We still sing our song every night over the phone, it's a ritual, very sweet.
 Tonight we sang our song together in person.   


Mom's hands, holding the hymn book.
This is the song she sings with me every night.
"Does Jesus Care?", by Frank E. Graeff


I've been celebrating Thanksgiving each day, with a different part of my family,
love being with them!
and I am not sick of turkey, I love it, and I still want more pumpkin pie.
Tomorrow, I'll get me some at sister Beverly's and I'll see all the rest of my lovies!

 
May you be blessed with family and friends
 and lots of Thanksgiving gatherings and fun too!   
Then we'll be ready to all start Christmas!



Love, Linda

Saturday, November 22, 2014

The Fight Continues

 Today, I started  a new chemo drug.  I'll be honest, I was a little frightened
 because I was comfortable with the routine and knew what side effects
 I was having and what to expect.
Now we're switching to a drug that many have a reaction to.
  I am starting  weekly infusions of  Taxol.
 It slows or stops the growth of cancer cells in your body.
 Prior to treatment I have to take Benadryl, Tagamet, and Decadron.    .

 Paclitaxel (Taxol)
 
So,  after the bloodwork  lab results , which turned out really great, the doctor examined me said my tumor has shrunken more, and then I was sent to the infusion room. My wonderful nurses started my IV drip.   I didn't have an allergic reaction.  I tolerated the drug infusion  well and my oncologist says that this drug will be easier on me, without the bad side effects the other drug had.

Music to my ears!
    It was a good day, and my oncologist is very pleased with the progress of my treatments!
Many friends are following my progress and perhaps someone reading this will be interested in my experiences in fighting breast cancer, and the protocol of treatments used.

      I am receiving lots of messages that people are praying for me. I am so grateful for this.  Thank you for your thoughts and well wishes.   Thank God for giving me strength and healing my body!
  So many blessings coming my way!  More gifts are coming, someone sweet and generous sent us a turkey. I received a "care and comfort basket"   and  many beautiful cards and mass cards.

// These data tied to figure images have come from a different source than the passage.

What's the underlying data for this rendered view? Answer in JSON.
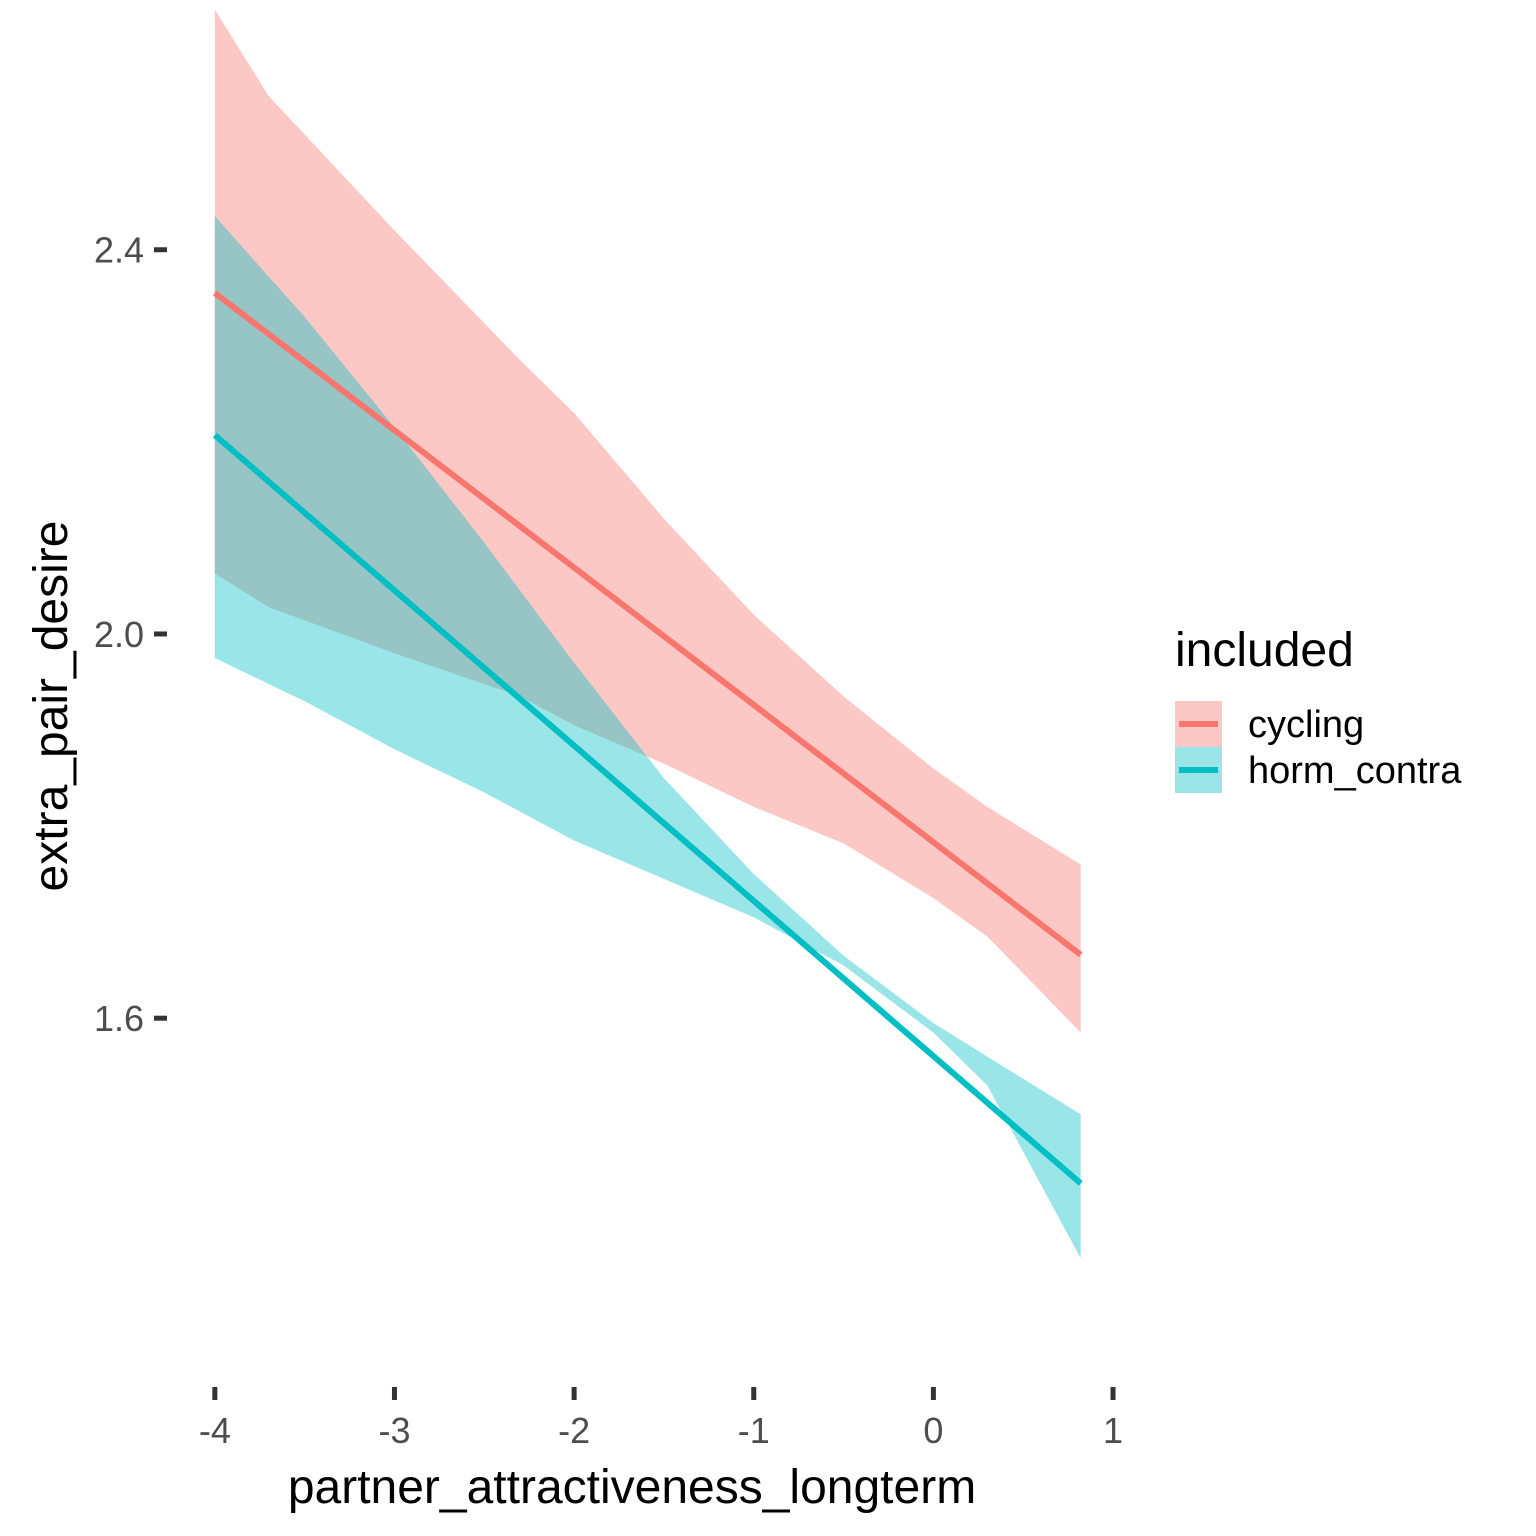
{
  "chart_data": {
    "type": "line",
    "xlabel": "partner_attractiveness_longterm",
    "ylabel": "extra_pair_desire",
    "xlim": [
      -4.45,
      1.1
    ],
    "ylim": [
      1.24,
      2.66
    ],
    "x_ticks": [
      -4,
      -3,
      -2,
      -1,
      0,
      1
    ],
    "x_tick_labels": [
      "-4",
      "-3",
      "-2",
      "-1",
      "0",
      "1"
    ],
    "y_ticks": [
      1.6,
      2.0,
      2.4
    ],
    "y_tick_labels": [
      "1.6",
      "2.0",
      "2.4"
    ],
    "grid": false,
    "legend": {
      "title": "included",
      "position": "right"
    },
    "series": [
      {
        "name": "cycling",
        "color": "#F8766D",
        "fill_opacity": 0.4,
        "line": {
          "x": [
            -4,
            0.82
          ],
          "y": [
            2.355,
            1.666
          ]
        },
        "ribbon": {
          "x": [
            -4,
            -3.7,
            -3,
            -2.3,
            -2,
            -1.5,
            -1,
            -0.5,
            0,
            0.3,
            0.82
          ],
          "upper": [
            2.65,
            2.56,
            2.42,
            2.285,
            2.23,
            2.12,
            2.02,
            1.935,
            1.86,
            1.82,
            1.76
          ],
          "lower": [
            2.063,
            2.028,
            1.98,
            1.935,
            1.905,
            1.865,
            1.82,
            1.782,
            1.725,
            1.685,
            1.585
          ]
        }
      },
      {
        "name": "horm_contra",
        "color": "#00BFC4",
        "fill_opacity": 0.4,
        "line": {
          "x": [
            -4,
            0.82
          ],
          "y": [
            2.207,
            1.428
          ]
        },
        "ribbon": {
          "x": [
            -4,
            -3.5,
            -3,
            -2.5,
            -2,
            -1.5,
            -1,
            -0.5,
            0,
            0.3,
            0.82
          ],
          "upper": [
            2.435,
            2.33,
            2.215,
            2.095,
            1.97,
            1.85,
            1.75,
            1.665,
            1.595,
            1.56,
            1.5
          ],
          "lower": [
            1.975,
            1.93,
            1.88,
            1.835,
            1.785,
            1.745,
            1.705,
            1.655,
            1.585,
            1.53,
            1.35
          ]
        }
      }
    ]
  }
}
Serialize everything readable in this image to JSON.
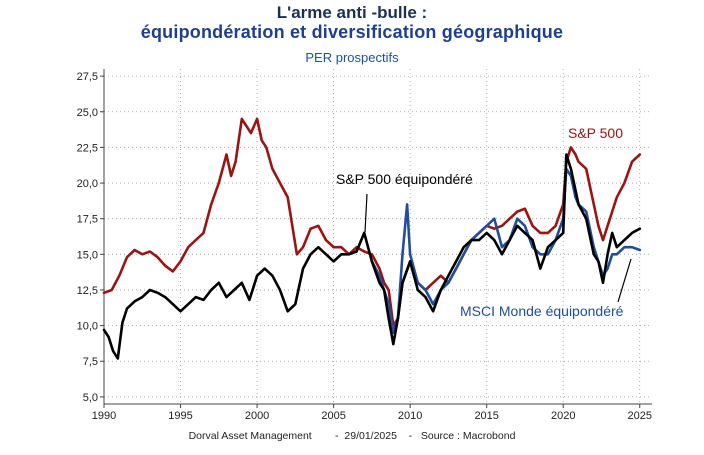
{
  "title": "L'arme anti   -bulle :",
  "subtitle": "équipondération et diversification géographique",
  "subtitle2": "PER prospectifs",
  "footer": "Dorval Asset Management        -  29/01/2025    -   Source : Macrobond",
  "colors": {
    "sp500": "#9b1313",
    "msci_ew": "#1f4e9c",
    "sp500_ew": "#000000",
    "axis": "#444444",
    "grid": "#999999"
  },
  "chart_data": {
    "type": "line",
    "title": "L'arme anti   -bulle :",
    "subtitle": "équipondération et diversification géographique",
    "ylabel": "PER prospectifs",
    "xlim": [
      1990,
      2025.8
    ],
    "ylim": [
      4.5,
      28
    ],
    "x_ticks": [
      1990,
      1995,
      2000,
      2005,
      2010,
      2015,
      2020,
      2025
    ],
    "x_tick_labels": [
      "1990",
      "1995",
      "2000",
      "2005",
      "2010",
      "2015",
      "2020",
      "2025"
    ],
    "y_ticks": [
      5,
      7.5,
      10,
      12.5,
      15,
      17.5,
      20,
      22.5,
      25,
      27.5
    ],
    "y_tick_labels": [
      "5,0",
      "7,5",
      "10,0",
      "12,5",
      "15,0",
      "17,5",
      "20,0",
      "22,5",
      "25,0",
      "27,5"
    ],
    "grid": true,
    "series": [
      {
        "name": "S&P 500",
        "color": "#9b1313",
        "x": [
          1990,
          1990.5,
          1991,
          1991.5,
          1992,
          1992.5,
          1993,
          1993.5,
          1994,
          1994.5,
          1995,
          1995.5,
          1996,
          1996.5,
          1997,
          1997.5,
          1998,
          1998.3,
          1998.6,
          1999,
          1999.3,
          1999.6,
          2000,
          2000.3,
          2000.6,
          2001,
          2001.5,
          2002,
          2002.3,
          2002.6,
          2003,
          2003.5,
          2004,
          2004.5,
          2005,
          2005.5,
          2006,
          2006.5,
          2007,
          2007.5,
          2008,
          2008.3,
          2008.6,
          2008.9,
          2009.2,
          2009.5,
          2010,
          2010.5,
          2011,
          2011.5,
          2012,
          2012.5,
          2013,
          2013.5,
          2014,
          2014.5,
          2015,
          2015.5,
          2016,
          2016.5,
          2017,
          2017.5,
          2018,
          2018.5,
          2019,
          2019.5,
          2020,
          2020.2,
          2020.5,
          2020.8,
          2021,
          2021.5,
          2022,
          2022.3,
          2022.6,
          2022.9,
          2023.2,
          2023.5,
          2024,
          2024.5,
          2025
        ],
        "y": [
          12.3,
          12.5,
          13.5,
          14.8,
          15.3,
          15.0,
          15.2,
          14.8,
          14.2,
          13.8,
          14.5,
          15.5,
          16.0,
          16.5,
          18.5,
          20.0,
          22.0,
          20.5,
          21.5,
          24.5,
          24.0,
          23.5,
          24.5,
          23.0,
          22.5,
          21.0,
          20.0,
          19.0,
          17.0,
          15.0,
          15.5,
          16.8,
          17.0,
          16.0,
          15.5,
          15.5,
          15.0,
          15.5,
          15.2,
          15.0,
          14.0,
          13.0,
          12.5,
          10.0,
          10.5,
          13.0,
          14.5,
          13.0,
          12.5,
          13.0,
          13.5,
          13.0,
          14.0,
          15.0,
          16.0,
          16.5,
          17.0,
          16.8,
          17.0,
          17.5,
          18.0,
          18.2,
          17.0,
          16.5,
          16.5,
          17.0,
          18.5,
          21.5,
          22.5,
          22.0,
          21.5,
          21.0,
          18.5,
          17.0,
          16.0,
          17.0,
          18.0,
          19.0,
          20.0,
          21.5,
          22.0
        ]
      },
      {
        "name": "MSCI Monde équipondéré",
        "color": "#1f4e9c",
        "x": [
          2007.5,
          2008,
          2008.3,
          2008.6,
          2008.9,
          2009.2,
          2009.5,
          2009.8,
          2010,
          2010.5,
          2011,
          2011.5,
          2012,
          2012.5,
          2013,
          2013.5,
          2014,
          2014.5,
          2015,
          2015.5,
          2016,
          2016.5,
          2017,
          2017.5,
          2018,
          2018.5,
          2019,
          2019.5,
          2020,
          2020.2,
          2020.5,
          2020.8,
          2021,
          2021.5,
          2022,
          2022.3,
          2022.6,
          2022.9,
          2023.2,
          2023.5,
          2024,
          2024.5,
          2025
        ],
        "y": [
          14.5,
          13.5,
          12.5,
          11.5,
          9.5,
          10.5,
          15.0,
          18.5,
          15.0,
          13.0,
          12.5,
          11.5,
          12.5,
          13.0,
          14.0,
          15.0,
          16.0,
          16.5,
          17.0,
          17.5,
          15.5,
          16.0,
          17.5,
          17.0,
          15.5,
          15.0,
          15.0,
          16.0,
          17.5,
          21.0,
          20.5,
          19.0,
          18.5,
          18.0,
          15.5,
          14.5,
          13.5,
          14.0,
          15.0,
          15.0,
          15.5,
          15.5,
          15.3
        ]
      },
      {
        "name": "S&P 500 équipondéré",
        "color": "#000000",
        "x": [
          1990,
          1990.3,
          1990.6,
          1990.9,
          1991.2,
          1991.5,
          1992,
          1992.5,
          1993,
          1993.5,
          1994,
          1994.5,
          1995,
          1995.5,
          1996,
          1996.5,
          1997,
          1997.5,
          1998,
          1998.5,
          1999,
          1999.5,
          2000,
          2000.5,
          2001,
          2001.5,
          2002,
          2002.5,
          2003,
          2003.5,
          2004,
          2004.5,
          2005,
          2005.5,
          2006,
          2006.5,
          2007,
          2007.5,
          2008,
          2008.3,
          2008.6,
          2008.9,
          2009.2,
          2009.5,
          2010,
          2010.5,
          2011,
          2011.5,
          2012,
          2012.5,
          2013,
          2013.5,
          2014,
          2014.5,
          2015,
          2015.5,
          2016,
          2016.5,
          2017,
          2017.5,
          2018,
          2018.5,
          2019,
          2019.5,
          2020,
          2020.2,
          2020.5,
          2020.8,
          2021,
          2021.5,
          2022,
          2022.3,
          2022.6,
          2022.9,
          2023.2,
          2023.5,
          2024,
          2024.5,
          2025
        ],
        "y": [
          9.7,
          9.2,
          8.2,
          7.7,
          10.2,
          11.2,
          11.7,
          12.0,
          12.5,
          12.3,
          12.0,
          11.5,
          11.0,
          11.5,
          12.0,
          11.8,
          12.5,
          13.0,
          12.0,
          12.5,
          13.0,
          11.8,
          13.5,
          14.0,
          13.5,
          12.5,
          11.0,
          11.5,
          14.0,
          15.0,
          15.5,
          15.0,
          14.5,
          15.0,
          15.0,
          15.2,
          16.5,
          14.5,
          13.0,
          12.5,
          10.5,
          8.7,
          10.5,
          13.0,
          14.5,
          12.5,
          12.0,
          11.0,
          12.5,
          13.5,
          14.5,
          15.5,
          16.0,
          16.0,
          16.5,
          16.0,
          15.0,
          16.0,
          17.0,
          16.5,
          16.0,
          14.0,
          15.5,
          16.0,
          16.5,
          22.0,
          21.0,
          19.5,
          18.5,
          17.5,
          15.0,
          14.5,
          13.0,
          15.0,
          16.5,
          15.5,
          16.0,
          16.5,
          16.8
        ]
      }
    ],
    "annotations": [
      {
        "text": "S&P 500",
        "color": "#9b1313"
      },
      {
        "text": "S&P 500 équipondéré",
        "color": "#000000"
      },
      {
        "text": "MSCI Monde équipondéré",
        "color": "#1f4e9c"
      }
    ]
  }
}
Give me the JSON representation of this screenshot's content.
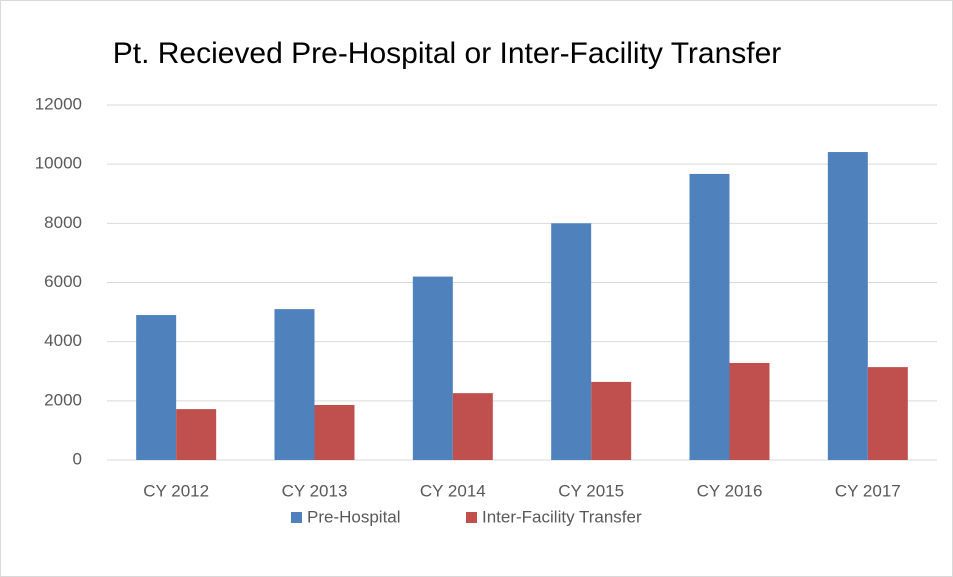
{
  "chart_data": {
    "type": "bar",
    "title": "Pt. Recieved Pre-Hospital or Inter-Facility Transfer",
    "categories": [
      "CY 2012",
      "CY 2013",
      "CY 2014",
      "CY 2015",
      "CY 2016",
      "CY 2017"
    ],
    "series": [
      {
        "name": "Pre-Hospital",
        "color": "#4f81bd",
        "values": [
          4900,
          5100,
          6200,
          8000,
          9670,
          10410
        ]
      },
      {
        "name": "Inter-Facility Transfer",
        "color": "#c0504d",
        "values": [
          1720,
          1860,
          2260,
          2640,
          3280,
          3140
        ]
      }
    ],
    "ylim": [
      0,
      12000
    ],
    "yticks": [
      0,
      2000,
      4000,
      6000,
      8000,
      10000,
      12000
    ],
    "grid": true,
    "legend": "bottom"
  }
}
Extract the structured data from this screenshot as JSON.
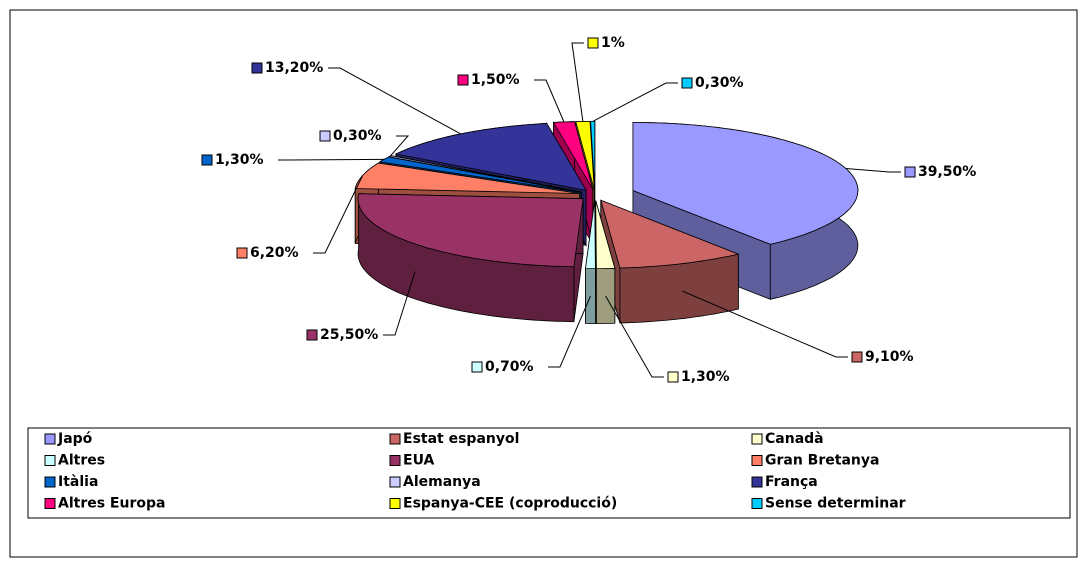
{
  "chart_data": {
    "type": "pie3d",
    "categories": [
      "Japó",
      "Estat espanyol",
      "Canadà",
      "Altres",
      "EUA",
      "Gran Bretanya",
      "Itàlia",
      "Alemanya",
      "França",
      "Altres Europa",
      "Espanya-CEE (coproducció)",
      "Sense determinar"
    ],
    "values": [
      39.5,
      9.1,
      1.3,
      0.7,
      25.5,
      6.2,
      1.3,
      0.3,
      13.2,
      1.5,
      1,
      0.3
    ],
    "value_labels": [
      "39,50%",
      "9,10%",
      "1,30%",
      "0,70%",
      "25,50%",
      "6,20%",
      "1,30%",
      "0,30%",
      "13,20%",
      "1,50%",
      "1%",
      "0,30%"
    ],
    "colors": [
      "#9999ff",
      "#cc6666",
      "#ffffcc",
      "#ccffff",
      "#993366",
      "#ff8066",
      "#0066cc",
      "#ccccff",
      "#333399",
      "#ff0080",
      "#ffff00",
      "#00ccff"
    ],
    "legend": "bottom"
  }
}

Care & Comfort Basket Bundle #13 was delivered today.
A wonderful Care and Comfort Basket from Hearts United Against Cancer,
a South Jersey non-profit organization that shows love and compassion
 to  patients going through  cancer treatment.
                  
 
 I've been able to stay with my grandbabies on days
 I don't have treatments and it's been so good for me!
 
 
Miss Emilie is getting sweeter every day!
Grandchildren are the  best reward for getting old!  
 
Abby Abate's photo.
 
We are proud as peacocks of our lovely, dear Abby
 being a National Honor Society member too!
 
 
Vintage Treasures by Grandmalay's photo.
 A nice comforting  little tea break, with my vintage dishes and silverware.
I'm finding out how much I am loved. Here you see some special Hibiscus
tea from a dear woman I love,  and a beautiful pop-up card from another friend
 to tell me I am being thought of and prayed for.  I feel loved and blessed.   
 
 
       Now  I want to start helping prepare for our families Thanksgiving celebrations.
 Yes, Ted and I will be having 3 different occasions to be enjoying dinners
             and giving thanks with our blended families. There is so much to be thankful for.  

 
I wish our world could be at peace, that we would learn to love
one another and love God and our country the way we should.
 The TV news is heartbreaking!  I can't watch too much of it right now.
  
Be anxious for nothing, but by prayer and supplication,
with thanksgiving, let your requests be made known to God.
                                                                       -Philippians 4:6
 
I'm trying to focus on my hopes, my dreams and all good things.
 
I am craving pumpkin pie!
I'll be baking some next week.




 Here's my simple wish for each of you!


 I hope you have a wonderful old-fashioned time with family and friends,
 and remember to say thanks  to God for all He has given us.
Our freedoms, our families to love, our friends so dear, all our blessings big and small.